Everything I hear and see might be perfectly in sync with the conversation, and yet my gut says something is amiss.  I often shock clients by asking what is behind their words.  Sometimes, I can reference a specific point that isn’t quite connecting for me in their dialog. Many times, I simply ask them to slowly repeat what they just said. These tactics help generate a deeper conversation about something truly important to them but that may have been just outside of their awareness.

New awareness leads to stronger relationships

Let’s go back to the leader in my earlier example who had a disconnect in communication with his team.  His trademark quiet demeanor was a very strong aspect of his authentic leadership style, especially in times of turmoil.  It was his place of calm in the storm.  He wasn’t comfortable being the charismatic leader; it didn’t fit him. However, he was also inadvertently wielding his quiet demeanor as a weapon. He wasn’t augmenting his quiet demeanor with other ways to show that he cared about his team members.

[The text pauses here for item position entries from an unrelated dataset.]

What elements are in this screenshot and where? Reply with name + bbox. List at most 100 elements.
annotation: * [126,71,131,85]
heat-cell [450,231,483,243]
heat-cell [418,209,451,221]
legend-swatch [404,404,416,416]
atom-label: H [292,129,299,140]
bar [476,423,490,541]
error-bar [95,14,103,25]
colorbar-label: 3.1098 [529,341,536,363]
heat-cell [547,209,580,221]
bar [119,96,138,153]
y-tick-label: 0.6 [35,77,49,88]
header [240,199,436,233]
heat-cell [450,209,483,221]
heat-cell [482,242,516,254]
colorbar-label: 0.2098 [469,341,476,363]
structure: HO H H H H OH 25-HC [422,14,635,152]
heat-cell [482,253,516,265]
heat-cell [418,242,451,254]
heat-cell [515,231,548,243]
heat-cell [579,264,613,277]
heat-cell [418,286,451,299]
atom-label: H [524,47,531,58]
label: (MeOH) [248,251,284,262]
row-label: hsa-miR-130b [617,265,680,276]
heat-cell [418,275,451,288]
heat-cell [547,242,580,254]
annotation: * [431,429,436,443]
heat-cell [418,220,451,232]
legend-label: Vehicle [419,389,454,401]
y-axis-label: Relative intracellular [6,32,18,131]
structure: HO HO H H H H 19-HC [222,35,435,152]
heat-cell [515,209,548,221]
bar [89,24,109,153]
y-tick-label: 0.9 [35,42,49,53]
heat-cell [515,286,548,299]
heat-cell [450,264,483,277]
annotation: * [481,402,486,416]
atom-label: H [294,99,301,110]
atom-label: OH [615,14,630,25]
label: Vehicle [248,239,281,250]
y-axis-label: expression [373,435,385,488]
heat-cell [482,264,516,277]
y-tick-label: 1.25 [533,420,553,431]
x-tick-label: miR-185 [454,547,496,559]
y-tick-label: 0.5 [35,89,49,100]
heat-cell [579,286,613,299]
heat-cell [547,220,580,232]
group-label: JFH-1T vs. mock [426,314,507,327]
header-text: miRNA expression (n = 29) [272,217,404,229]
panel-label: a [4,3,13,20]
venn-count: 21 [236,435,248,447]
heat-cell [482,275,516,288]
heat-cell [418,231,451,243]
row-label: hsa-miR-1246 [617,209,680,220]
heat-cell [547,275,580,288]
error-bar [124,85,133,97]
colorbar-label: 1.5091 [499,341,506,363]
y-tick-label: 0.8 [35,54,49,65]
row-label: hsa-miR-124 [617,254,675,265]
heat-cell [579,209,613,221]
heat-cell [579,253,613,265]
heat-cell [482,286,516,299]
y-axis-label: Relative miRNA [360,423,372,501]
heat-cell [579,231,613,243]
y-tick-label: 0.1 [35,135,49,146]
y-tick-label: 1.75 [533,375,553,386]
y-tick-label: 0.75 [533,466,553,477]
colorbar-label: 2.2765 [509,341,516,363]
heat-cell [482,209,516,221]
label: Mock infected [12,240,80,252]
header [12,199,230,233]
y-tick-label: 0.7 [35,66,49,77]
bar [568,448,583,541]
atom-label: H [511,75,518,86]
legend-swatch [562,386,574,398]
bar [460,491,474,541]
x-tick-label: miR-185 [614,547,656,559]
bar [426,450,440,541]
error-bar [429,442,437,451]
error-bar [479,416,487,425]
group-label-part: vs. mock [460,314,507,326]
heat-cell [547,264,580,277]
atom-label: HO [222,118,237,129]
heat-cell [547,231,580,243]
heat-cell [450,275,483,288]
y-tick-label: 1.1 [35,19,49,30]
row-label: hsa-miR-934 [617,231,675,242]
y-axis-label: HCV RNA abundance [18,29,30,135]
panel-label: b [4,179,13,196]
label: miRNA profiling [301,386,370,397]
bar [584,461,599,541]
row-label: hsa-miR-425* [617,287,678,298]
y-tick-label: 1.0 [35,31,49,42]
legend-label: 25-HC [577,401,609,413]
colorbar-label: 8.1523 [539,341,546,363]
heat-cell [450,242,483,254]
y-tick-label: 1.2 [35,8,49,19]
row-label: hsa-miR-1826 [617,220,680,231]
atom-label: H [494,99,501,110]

This particular leader needed to develop his own way of showing he cared.  With this new awareness he committed to being more direct with his views on his executives’ performance and to be more curious about the executives’ perceived notions of their value to the organization. He had to use more of his senses to assess the relationship aspects with his team members. (Read more on this in another executive’s story here.)

Tactics for stronger relationships

As a tactical first step, this leader began to listen differently. He began to intentionally clarify what he heard and perceived to build safety and trust. He also asked more questions about his team members’ view of their successes and the obstacles to future successes. This helped to ensure they were all on the same page.  With these small adjustments, he began to build trusted stronger relationships. The team members began to show a higher commitment to the superior results for the company.

As we go through the COVID-19 pandemic and begin to climb out of a coming recession, we know results are important.  However, if we default to results being the ultimate goal and ignore the emotions and feeling that build strong relationships, we risk achieving the superior results we need.

Be present and make time to develop stronger relationships that allow people to know they are not just another number.  Develop the ways you can show they are valued and important.  You might be surprised at the re-invigorated drive to superior results or the increased flow of new ideas to generate results faster.  This might just be your key to shortening the recovery and/or rebuilding of the organization’s business.